Score-based Integrated Gradient for Root Cause Explanations of Outliers
Phuoc Nguyen, Truyen Tran, Sunil Gupta, Svetha Venkatesh
TL;DR
This paper tackles root-cause explanations for outliers in high-dimensional causal networks by introducing SIREN, a score-based integrated gradient framework. SIREN estimates conditional score functions and performs diffusion-based path integration to attribute leaf-outlier scores to upstream latent noises, accommodating nonlinear and heteroscedastic causal models.
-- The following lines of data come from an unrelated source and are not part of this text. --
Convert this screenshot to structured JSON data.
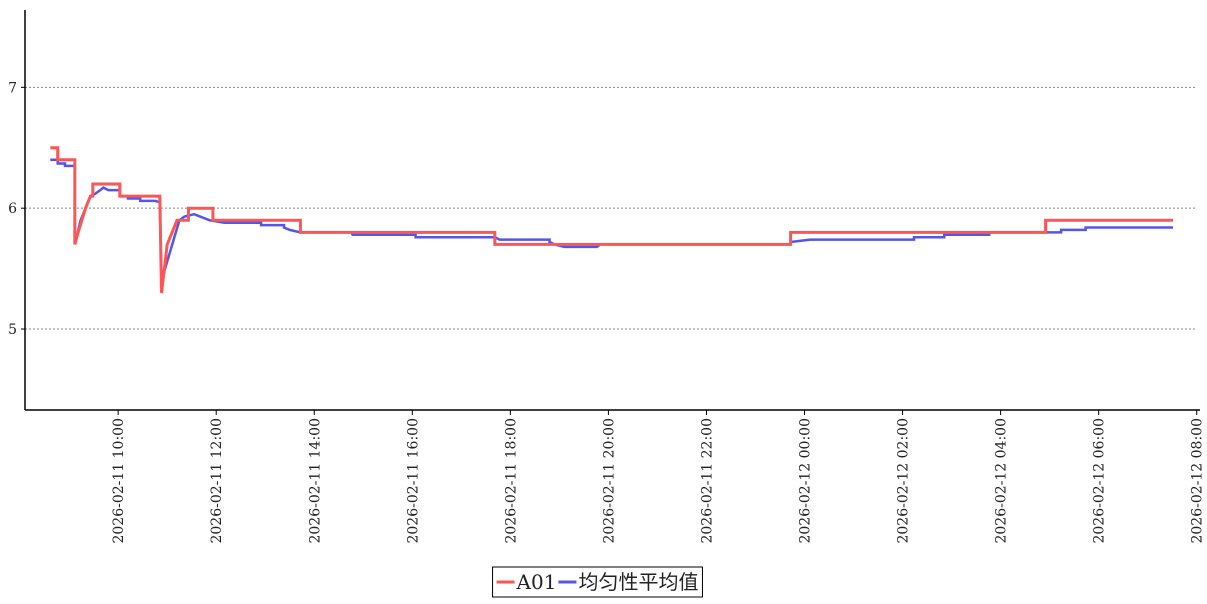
{
  "chart_data": {
    "type": "line",
    "xlim": [
      "2026-02-11 08:06",
      "2026-02-12 08:04"
    ],
    "xticks": [
      "2026-02-11 10:00",
      "2026-02-11 12:00",
      "2026-02-11 14:00",
      "2026-02-11 16:00",
      "2026-02-11 18:00",
      "2026-02-11 20:00",
      "2026-02-11 22:00",
      "2026-02-12 00:00",
      "2026-02-12 02:00",
      "2026-02-12 04:00",
      "2026-02-12 06:00",
      "2026-02-12 08:00"
    ],
    "ylim": [
      4.33,
      7.64
    ],
    "yticks": [
      5,
      6,
      7
    ],
    "grid": true,
    "legend": "bottom",
    "series": [
      {
        "name": "A01",
        "color": "#ff5555",
        "x": [
          "2026-02-11 08:37",
          "2026-02-11 08:46",
          "2026-02-11 08:46",
          "2026-02-11 09:07",
          "2026-02-11 09:07",
          "2026-02-11 09:11",
          "2026-02-11 09:20",
          "2026-02-11 09:26",
          "2026-02-11 09:29",
          "2026-02-11 09:29",
          "2026-02-11 10:02",
          "2026-02-11 10:02",
          "2026-02-11 10:51",
          "2026-02-11 10:53",
          "2026-02-11 11:00",
          "2026-02-11 11:12",
          "2026-02-11 11:26",
          "2026-02-11 11:26",
          "2026-02-11 11:56",
          "2026-02-11 11:56",
          "2026-02-11 13:43",
          "2026-02-11 13:43",
          "2026-02-11 17:41",
          "2026-02-11 17:41",
          "2026-02-11 23:43",
          "2026-02-11 23:43",
          "2026-02-12 04:55",
          "2026-02-12 04:55",
          "2026-02-12 07:31"
        ],
        "values": [
          6.5,
          6.5,
          6.4,
          6.4,
          5.7,
          5.8,
          6.0,
          6.1,
          6.1,
          6.2,
          6.2,
          6.1,
          6.1,
          5.3,
          5.7,
          5.9,
          5.9,
          6.0,
          6.0,
          5.9,
          5.9,
          5.8,
          5.8,
          5.7,
          5.7,
          5.8,
          5.8,
          5.9,
          5.9
        ]
      },
      {
        "name": "均匀性平均值",
        "color": "#5555ee",
        "x": [
          "2026-02-11 08:37",
          "2026-02-11 08:46",
          "2026-02-11 08:46",
          "2026-02-11 08:55",
          "2026-02-11 08:55",
          "2026-02-11 09:07",
          "2026-02-11 09:07",
          "2026-02-11 09:14",
          "2026-02-11 09:26",
          "2026-02-11 09:32",
          "2026-02-11 09:38",
          "2026-02-11 09:42",
          "2026-02-11 09:48",
          "2026-02-11 10:02",
          "2026-02-11 10:02",
          "2026-02-11 10:12",
          "2026-02-11 10:12",
          "2026-02-11 10:27",
          "2026-02-11 10:27",
          "2026-02-11 10:45",
          "2026-02-11 10:51",
          "2026-02-11 10:53",
          "2026-02-11 11:15",
          "2026-02-11 11:21",
          "2026-02-11 11:33",
          "2026-02-11 11:52",
          "2026-02-11 12:10",
          "2026-02-11 12:55",
          "2026-02-11 12:55",
          "2026-02-11 13:23",
          "2026-02-11 13:23",
          "2026-02-11 13:30",
          "2026-02-11 13:43",
          "2026-02-11 14:45",
          "2026-02-11 14:47",
          "2026-02-11 16:04",
          "2026-02-11 16:04",
          "2026-02-11 17:41",
          "2026-02-11 17:47",
          "2026-02-11 18:48",
          "2026-02-11 18:48",
          "2026-02-11 18:54",
          "2026-02-11 19:06",
          "2026-02-11 19:46",
          "2026-02-11 19:50",
          "2026-02-11 23:43",
          "2026-02-11 23:43",
          "2026-02-12 00:07",
          "2026-02-12 02:14",
          "2026-02-12 02:14",
          "2026-02-12 02:51",
          "2026-02-12 02:51",
          "2026-02-12 03:46",
          "2026-02-12 03:46",
          "2026-02-12 05:14",
          "2026-02-12 05:14",
          "2026-02-12 05:44",
          "2026-02-12 05:44",
          "2026-02-12 07:31"
        ],
        "values": [
          6.4,
          6.4,
          6.37,
          6.37,
          6.35,
          6.35,
          5.7,
          5.9,
          6.1,
          6.12,
          6.15,
          6.17,
          6.15,
          6.15,
          6.1,
          6.1,
          6.08,
          6.08,
          6.06,
          6.06,
          6.05,
          5.4,
          5.9,
          5.93,
          5.95,
          5.9,
          5.88,
          5.88,
          5.86,
          5.86,
          5.84,
          5.82,
          5.8,
          5.8,
          5.78,
          5.78,
          5.76,
          5.76,
          5.74,
          5.74,
          5.72,
          5.7,
          5.68,
          5.68,
          5.7,
          5.7,
          5.72,
          5.74,
          5.74,
          5.76,
          5.76,
          5.78,
          5.78,
          5.8,
          5.8,
          5.82,
          5.82,
          5.84,
          5.84
        ]
      }
    ]
  }
}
The approach satisfies key Shapley axioms (dummy, efficiency, linearity) and derives an asymmetry property from the causal structure, enabling principled, uncertainty-aware attributions without requiring access to training data at inference. Empirical results on synthetic random graphs and real cloud service and supply chain datasets show that SIREN achieves superior attribution accuracy and computational efficiency compared with state-of-the-art baselines.
Abstract
Identifying the root causes of outliers is a fundamental problem in causal inference and anomaly detection. Traditional approaches based on heuristics or counterfactual reasoning often struggle under uncertainty and high-dimensional dependencies. We introduce SIREN, a novel and scalable method that attributes the root causes of outliers by estimating the score functions of the data likelihood. Attribution is computed via integrated gradients that accumulate score contributions along paths from the outlier toward the normal data distribution. Our method satisfies three of the four classic Shapley value axioms - dummy, efficiency, and linearity - as well as an asymmetry axiom derived from the underlying causal structure. Unlike prior work, SIREN operates directly on the score function, enabling tractable and uncertainty-aware root cause attribution in nonlinear, high-dimensional, and heteroscedastic causal models. Extensive experiments on synthetic random graphs and real-world cloud service and supply chain datasets show that SIREN outperforms state-of-the-art baselines in both attribution accuracy and computational efficiency.